DrMcCoy Jul 17, 2014
Usually, a fork (and I'm talking about a real official fork here, where people want to take development into a different direction and not just a "fork" of the code to your own GitHub profile) is not done lightly.

It arises for example when a big enough group in the development team has different visions or opinions on how to do things (XFree86 vs X.org, or when there's personal differences between the people in the team (ffmpeg vs libav, or when there's been license changes people don't agree with (RhodeCode vs Kallithea.

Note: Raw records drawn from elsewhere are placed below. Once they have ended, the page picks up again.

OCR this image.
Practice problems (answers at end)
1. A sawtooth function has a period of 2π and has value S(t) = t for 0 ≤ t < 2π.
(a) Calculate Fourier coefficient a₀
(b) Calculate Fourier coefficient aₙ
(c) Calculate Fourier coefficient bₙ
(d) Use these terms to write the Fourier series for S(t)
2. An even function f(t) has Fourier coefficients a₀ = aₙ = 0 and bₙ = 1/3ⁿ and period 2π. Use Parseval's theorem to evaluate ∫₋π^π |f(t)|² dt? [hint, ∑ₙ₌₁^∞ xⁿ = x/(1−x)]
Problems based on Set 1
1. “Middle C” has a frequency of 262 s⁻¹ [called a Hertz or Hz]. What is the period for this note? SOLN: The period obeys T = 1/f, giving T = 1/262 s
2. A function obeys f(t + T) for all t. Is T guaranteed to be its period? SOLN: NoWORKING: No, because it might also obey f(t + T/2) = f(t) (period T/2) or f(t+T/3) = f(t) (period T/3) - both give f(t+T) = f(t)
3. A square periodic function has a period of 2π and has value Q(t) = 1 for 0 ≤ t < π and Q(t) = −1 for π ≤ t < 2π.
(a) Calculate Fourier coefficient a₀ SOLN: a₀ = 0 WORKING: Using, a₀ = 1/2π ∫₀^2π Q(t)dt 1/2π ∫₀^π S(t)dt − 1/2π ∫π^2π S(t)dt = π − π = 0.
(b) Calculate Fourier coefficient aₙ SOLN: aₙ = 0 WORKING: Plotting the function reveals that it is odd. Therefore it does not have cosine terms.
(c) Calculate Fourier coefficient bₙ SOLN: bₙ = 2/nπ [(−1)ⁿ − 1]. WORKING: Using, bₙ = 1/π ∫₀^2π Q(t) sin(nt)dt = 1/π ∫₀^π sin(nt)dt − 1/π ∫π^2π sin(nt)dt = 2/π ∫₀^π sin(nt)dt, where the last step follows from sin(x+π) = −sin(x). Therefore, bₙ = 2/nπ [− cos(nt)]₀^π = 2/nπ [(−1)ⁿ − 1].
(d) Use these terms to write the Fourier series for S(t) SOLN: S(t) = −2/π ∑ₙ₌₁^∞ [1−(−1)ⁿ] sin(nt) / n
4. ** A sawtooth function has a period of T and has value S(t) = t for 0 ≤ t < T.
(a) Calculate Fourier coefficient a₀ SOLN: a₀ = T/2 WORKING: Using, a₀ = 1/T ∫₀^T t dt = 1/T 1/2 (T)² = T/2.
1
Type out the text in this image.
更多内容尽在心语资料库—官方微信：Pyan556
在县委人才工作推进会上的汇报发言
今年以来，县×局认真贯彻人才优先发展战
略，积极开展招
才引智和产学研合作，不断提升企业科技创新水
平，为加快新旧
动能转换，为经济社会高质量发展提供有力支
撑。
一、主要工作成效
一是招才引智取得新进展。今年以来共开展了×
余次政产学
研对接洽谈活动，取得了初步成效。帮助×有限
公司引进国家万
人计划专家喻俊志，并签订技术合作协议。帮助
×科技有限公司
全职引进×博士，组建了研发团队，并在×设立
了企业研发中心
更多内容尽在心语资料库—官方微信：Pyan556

Is is almost never "unnecessary", there's always a reason necessitating the fork. And often, the users benefit from this, by gaining different options and choices.
PublicNuisance Jul 17, 2014
I can't wait for GOG to go Linux. My 2 top priorities for gaming is DRM free and Linux and at the moment finding both is hard. Humble store is pretty good about doing both but I love to support GOG.
Apopas Jul 17, 2014
Quoting: BillNyeTheBlackGuyI just don't see the point. Not every program needs to be open.
No program needs to be closed source.
Mnoleg Jul 18, 2014
Quoting: Apopas
Quoting: BillNyeTheBlackGuyI just don't see the point. Not every program needs to be open.
No program needs to be closed source.

I disagree. You need to release privative software if you want to include DRM, back-doors and other malware. It also makes the process of achieving a vendor lock-in easier.

Don't forget people who just think free software is evil. Restricting their rights you'll be more likely to sell them a limited license to use the software.
Shmerl Jul 18, 2014
Quoting: Robert
Quoting: Apopas
Quoting: BillNyeTheBlackGuyI just don't see the point. Not every program needs to be open.
No program needs to be closed source.
I disagree. You need to release privative software if you want to include DRM, back-doors and other malware. It also makes the process of achieving a vendor lock-in easier.

That's exactly the point. All those are evil purposes.